JAKARTA – Tersangka kasus hoax, Ratna Sarumpaet (RS) hingga kini mendekam di rumah tahanan Polda Metro Jaya, dan penyidik sudah melimpahkan tahap kedua kasusnya ke Kejaksaan Tinggi DKI, pada Kamis 31 Januari 2019. Namun, hingga kini Kejati DKI belum mengirim dakwaannya ke pengadilan untuk diadili. Dan hal itu sangat berbeda dengan kasus yang menjerat Basuki Tjahja Purnama alias Ahok atau BTP.

Menanggapi hal itu, Ahli Hukum Pidana, Faisal Santiago menilai ada perbedaan dalam pengiriman surat dakwaan kasus hoaks Ratna Sarumpaet, dengan Ahok oleh jaksa penuntut umum (JPU) ke pengadilan untuk diadili.

“Berbeda, kalau Ahok ada hubungannya dengan pilkada, sehingga dikebut dalam pemberkasannya. Karena yang bersangkutan adalah calon gubernur pada waktu itu, berbeda dengan RS,” kata Faisal kepada wartawan, Selasa (19/2/2019).

Menurutnya, mengenai jangka waktu penyerahan perkara pidana umum dari kejaksaan ke pengadilan tidaklah ditentukan oleh KUHAP. Namun, ada jangka waktu penahanan yang boleh dilakukan oleh penuntut umum, yakni paling lama 20 hari dan dapat diperpanjang untuk paling lama 30 hari. Dan setelah waktu 50 hari, penuntut umum harus sudah mengeluarkan tersangka dari tahanan demi hukum (lihat Pasal 25 KUHAP).

“Sehingga, dalam hal penuntut umum belum melimpahkan perkara ke pengadilan dan telah melewati jangka waktu tersebut, tersangka harus dikeluarkan dari tahanan demi hukum,” sambungnya.

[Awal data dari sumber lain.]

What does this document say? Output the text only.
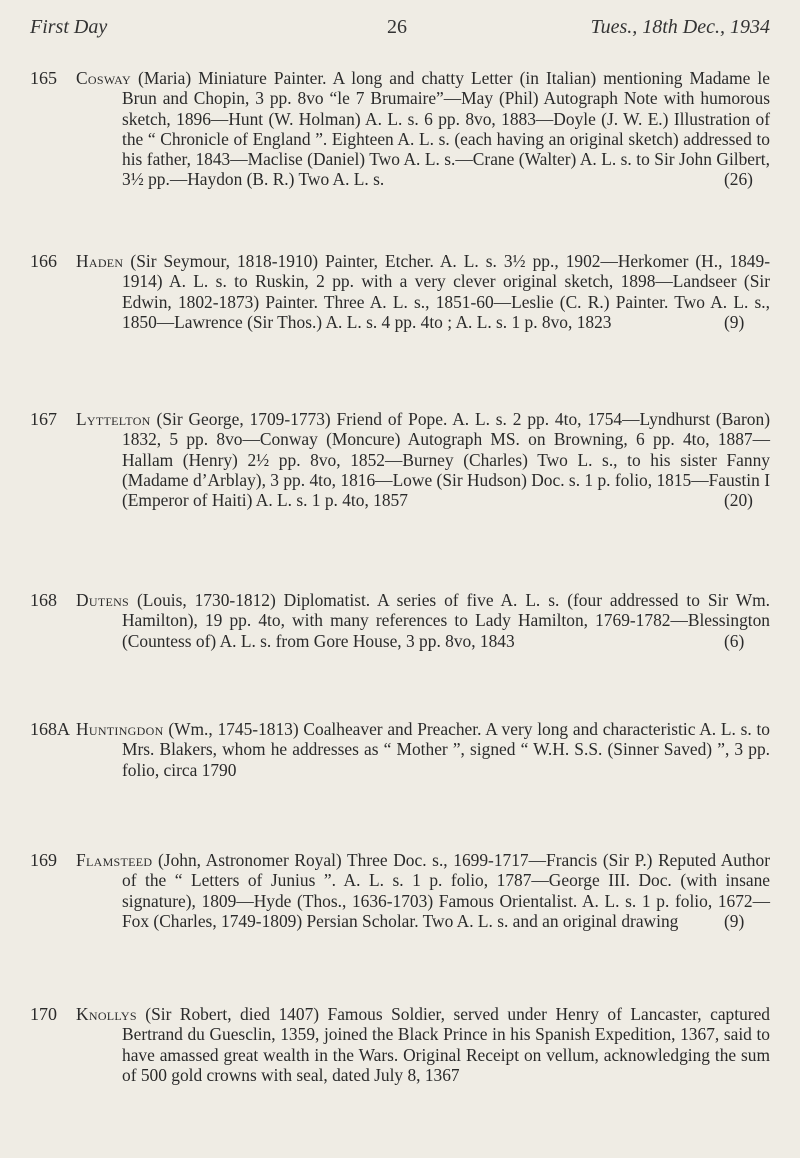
First Day	26	Tues., 18th Dec., 1934
165	Cosway (Maria) Miniature Painter. A long and chatty Letter (in Italian) mentioning Madame le Brun and Chopin, 3 pp. 8vo “le 7 Brumaire”—May (Phil) Autograph Note with humorous sketch, 1896—Hunt (W. Holman) A. L. s. 6 pp. 8vo, 1883—Doyle (J. W. E.) Illustration of the “ Chronicle of England ”. Eighteen A. L. s. (each having an original sketch) addressed to his father, 1843—Maclise (Daniel) Two A. L. s.—Crane (Walter) A. L. s. to Sir John Gilbert, 3½ pp.—Haydon (B. R.) Two A. L. s.	(26)
166	Haden (Sir Seymour, 1818-1910) Painter, Etcher. A. L. s. 3½ pp., 1902—Herkomer (H., 1849-1914) A. L. s. to Ruskin, 2 pp. with a very clever original sketch, 1898—Landseer (Sir Edwin, 1802-1873) Painter. Three A. L. s., 1851-60—Leslie (C. R.) Painter. Two A. L. s., 1850—Lawrence (Sir Thos.) A. L. s. 4 pp. 4to ; A. L. s. 1 p. 8vo, 1823	(9)
167	Lyttelton (Sir George, 1709-1773) Friend of Pope. A. L. s. 2 pp. 4to, 1754—Lyndhurst (Baron) 1832, 5 pp. 8vo—Conway (Moncure) Autograph MS. on Browning, 6 pp. 4to, 1887—Hallam (Henry) 2½ pp. 8vo, 1852—Burney (Charles) Two L. s., to his sister Fanny (Madame d’Arblay), 3 pp. 4to, 1816—Lowe (Sir Hudson) Doc. s. 1 p. folio, 1815—Faustin I (Emperor of Haiti) A. L. s. 1 p. 4to, 1857	(20)
168	Dutens (Louis, 1730-1812) Diplomatist. A series of five A. L. s. (four addressed to Sir Wm. Hamilton), 19 pp. 4to, with many references to Lady Hamilton, 1769-1782—Blessington (Countess of) A. L. s. from Gore House, 3 pp. 8vo, 1843	(6)
168A Huntingdon (Wm., 1745-1813) Coalheaver and Preacher. A very long and characteristic A. L. s. to Mrs. Blakers, whom he addresses as “ Mother ”, signed “ W.H. S.S. (Sinner Saved) ”, 3 pp. folio, circa 1790
169	Flamsteed (John, Astronomer Royal) Three Doc. s., 1699-1717—Francis (Sir P.) Reputed Author of the “ Letters of Junius ”. A. L. s. 1 p. folio, 1787—George III. Doc. (with insane signature), 1809—Hyde (Thos., 1636-1703) Famous Orientalist. A. L. s. 1 p. folio, 1672—Fox (Charles, 1749-1809) Persian Scholar. Two A. L. s. and an original drawing	(9)
170	Knollys (Sir Robert, died 1407) Famous Soldier, served under Henry of Lancaster, captured Bertrand du Guesclin, 1359, joined the Black Prince in his Spanish Expedition, 1367, said to have amassed great wealth in the Wars. Original Receipt on vellum, acknowledging the sum of 500 gold crowns with seal, dated July 8, 1367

Ia pun menilai jika jaksa tampaknya ingin menyusun dakwaan Ratna secara lengkap, sehingga dalam persidangan nanti dapat membuktikan kalau Ratna memang bersalah seperti yang dituduhkan.

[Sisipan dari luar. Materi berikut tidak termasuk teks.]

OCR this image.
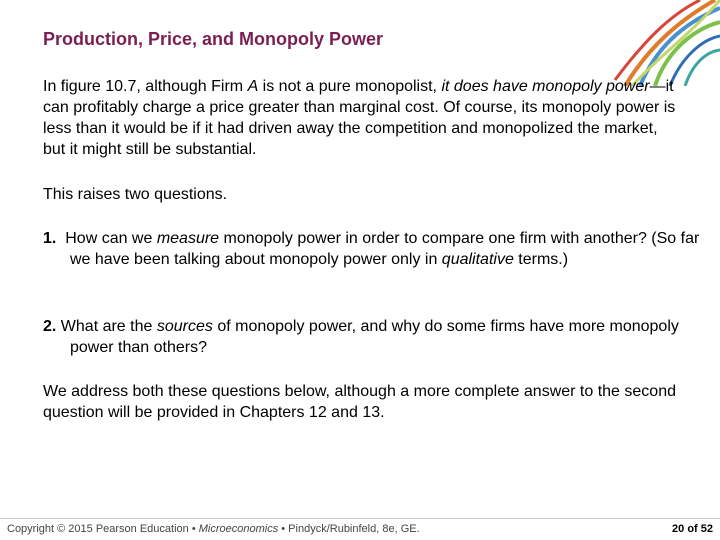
Production, Price, and Monopoly Power
In figure 10.7, although Firm A is not a pure monopolist, it does have monopoly power—it can profitably charge a price greater than marginal cost. Of course, its monopoly power is less than it would be if it had driven away the competition and monopolized the market, but it might still be substantial.
This raises two questions.
1.  How can we measure monopoly power in order to compare one firm with another? (So far we have been talking about monopoly power only in qualitative terms.)
2. What are the sources of monopoly power, and why do some firms have more monopoly power than others?
We address both these questions below, although a more complete answer to the second question will be provided in Chapters 12 and 13.
Copyright © 2015 Pearson Education • Microeconomics • Pindyck/Rubinfeld, 8e, GE.	20 of 52
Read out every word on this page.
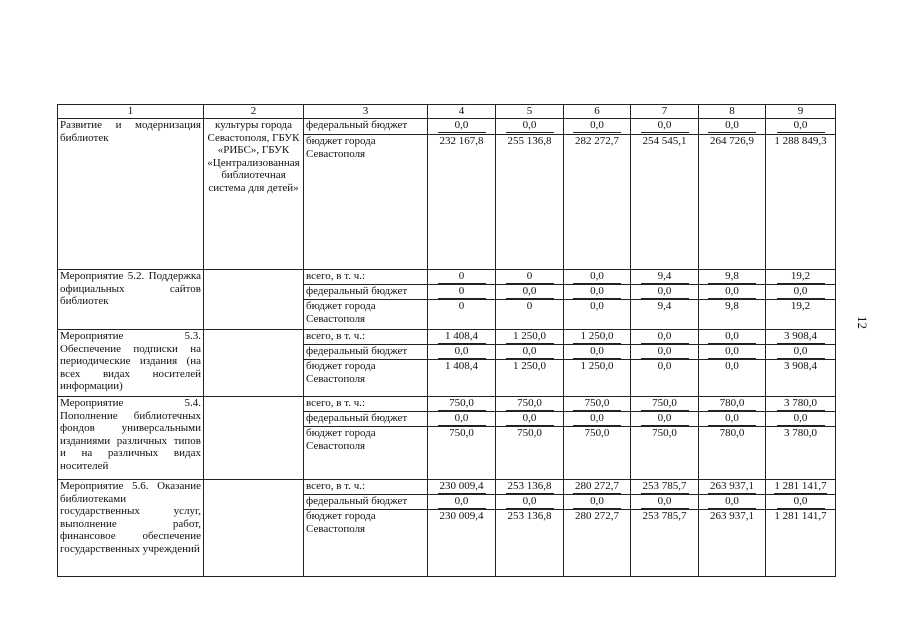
12
1	2	3	4	5	6	7	8	9
Развитие и модернизация библиотек	культуры города Севастополя, ГБУК «РИБС», ГБУК «Централизованная библиотечная система для детей»	федеральный бюджет	0,0	0,0	0,0	0,0	0,0	0,0
		бюджет города Севастополя	232 167,8	255 136,8	282 272,7	254 545,1	264 726,9	1 288 849,3
Мероприятие 5.2. Поддержка официальных сайтов библиотек		всего, в т. ч.:	0	0	0,0	9,4	9,8	19,2
		федеральный бюджет	0	0,0	0,0	0,0	0,0	0,0
		бюджет города Севастополя	0	0	0,0	9,4	9,8	19,2
Мероприятие 5.3. Обеспечение подписки на периодические издания (на всех видах носителей информации)		всего, в т. ч.:	1 408,4	1 250,0	1 250,0	0,0	0,0	3 908,4
		федеральный бюджет	0,0	0,0	0,0	0,0	0,0	0,0
		бюджет города Севастополя	1 408,4	1 250,0	1 250,0	0,0	0,0	3 908,4
Мероприятие 5.4. Пополнение библиотечных фондов универсальными изданиями различных типов и на различных видах носителей		всего, в т. ч.:	750,0	750,0	750,0	750,0	780,0	3 780,0
		федеральный бюджет	0,0	0,0	0,0	0,0	0,0	0,0
		бюджет города Севастополя	750,0	750,0	750,0	750,0	780,0	3 780,0
Мероприятие 5.6. Оказание библиотеками государственных услуг, выполнение работ, финансовое обеспечение государственных учреждений		всего, в т. ч.:	230 009,4	253 136,8	280 272,7	253 785,7	263 937,1	1 281 141,7
		федеральный бюджет	0,0	0,0	0,0	0,0	0,0	0,0
		бюджет города Севастополя	230 009,4	253 136,8	280 272,7	253 785,7	263 937,1	1 281 141,7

“Jaksa mungkin ingin selengkap-lengkapnya menyiapkan alat bukti agar dalam persidangan bisa membuktikan bahwa RS bersalah,” kata Faisal.

Diketahui, kasus hoaks Ratna bermula dari foto lebam wajahnya yang beredar di media sosial. Sejumlah tokoh mengatakan Ratna dipukuli orang tak dikenal di Bandung, Jawa Barat.

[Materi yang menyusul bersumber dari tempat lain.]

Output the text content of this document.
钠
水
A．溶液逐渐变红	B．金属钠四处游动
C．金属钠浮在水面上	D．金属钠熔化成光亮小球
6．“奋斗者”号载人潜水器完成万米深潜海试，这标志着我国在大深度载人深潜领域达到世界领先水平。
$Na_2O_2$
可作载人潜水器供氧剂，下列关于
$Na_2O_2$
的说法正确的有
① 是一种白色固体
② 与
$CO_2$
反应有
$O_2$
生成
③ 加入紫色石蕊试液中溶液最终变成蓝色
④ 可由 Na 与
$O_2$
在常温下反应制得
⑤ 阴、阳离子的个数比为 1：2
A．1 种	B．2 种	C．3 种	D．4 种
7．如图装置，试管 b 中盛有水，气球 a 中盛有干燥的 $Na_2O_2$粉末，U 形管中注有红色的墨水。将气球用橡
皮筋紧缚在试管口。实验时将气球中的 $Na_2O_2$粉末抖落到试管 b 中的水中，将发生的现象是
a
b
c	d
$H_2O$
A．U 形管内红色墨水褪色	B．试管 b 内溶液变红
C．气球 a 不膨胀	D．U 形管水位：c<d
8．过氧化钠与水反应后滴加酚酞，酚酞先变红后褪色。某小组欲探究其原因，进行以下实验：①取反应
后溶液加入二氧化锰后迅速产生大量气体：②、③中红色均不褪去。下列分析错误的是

Namun, tiba-tiba Ratna mengklarifikasi kalau berita penganiayaan terhadap dirinya itu bohong. Ratna mengaku mukanya lebam habis menjalani operasi plastik. Akibatnya, polisi memeriksa sejumlah orang sebagai saksi terkait kasus hoaks Ratna.

Antara lain Wakil Ketua Tim Badan Pemenangan Nasional Prabowo-Sandi yakni Nanik S Deyang, Koordinator Juru Bicara Tim Badan Pemenangan Nasional Prabowo Subianto-Sandiaga Uno yakni Dahnil Anzar Simanjuntak.

Baca Juga : Lee Chong Wei Enggan Dibebani Sumbang Medali di Olimpiade

Kemudian Presiden Konfederasi Serikat Pekerja Indonesia Said Iqbal, mantan Ketua Umum Partai Amanat Nasional (PAN) Amien Rais, purti Ratna yakni Atiqah Hasiholan dan salah satu karyawan Ratna yaitu Ahmad Rubangi.

Atas kebohongan tersebut, Ratna dijerat Pasal 14 Undang-Undang Nomor 1 Tahun 1946 tentang Peraturan Hukum Pidana dan Pasal 28 juncto Pasal 45 Undang-Undang Informasi dan Transaksi Elektronik (ITE).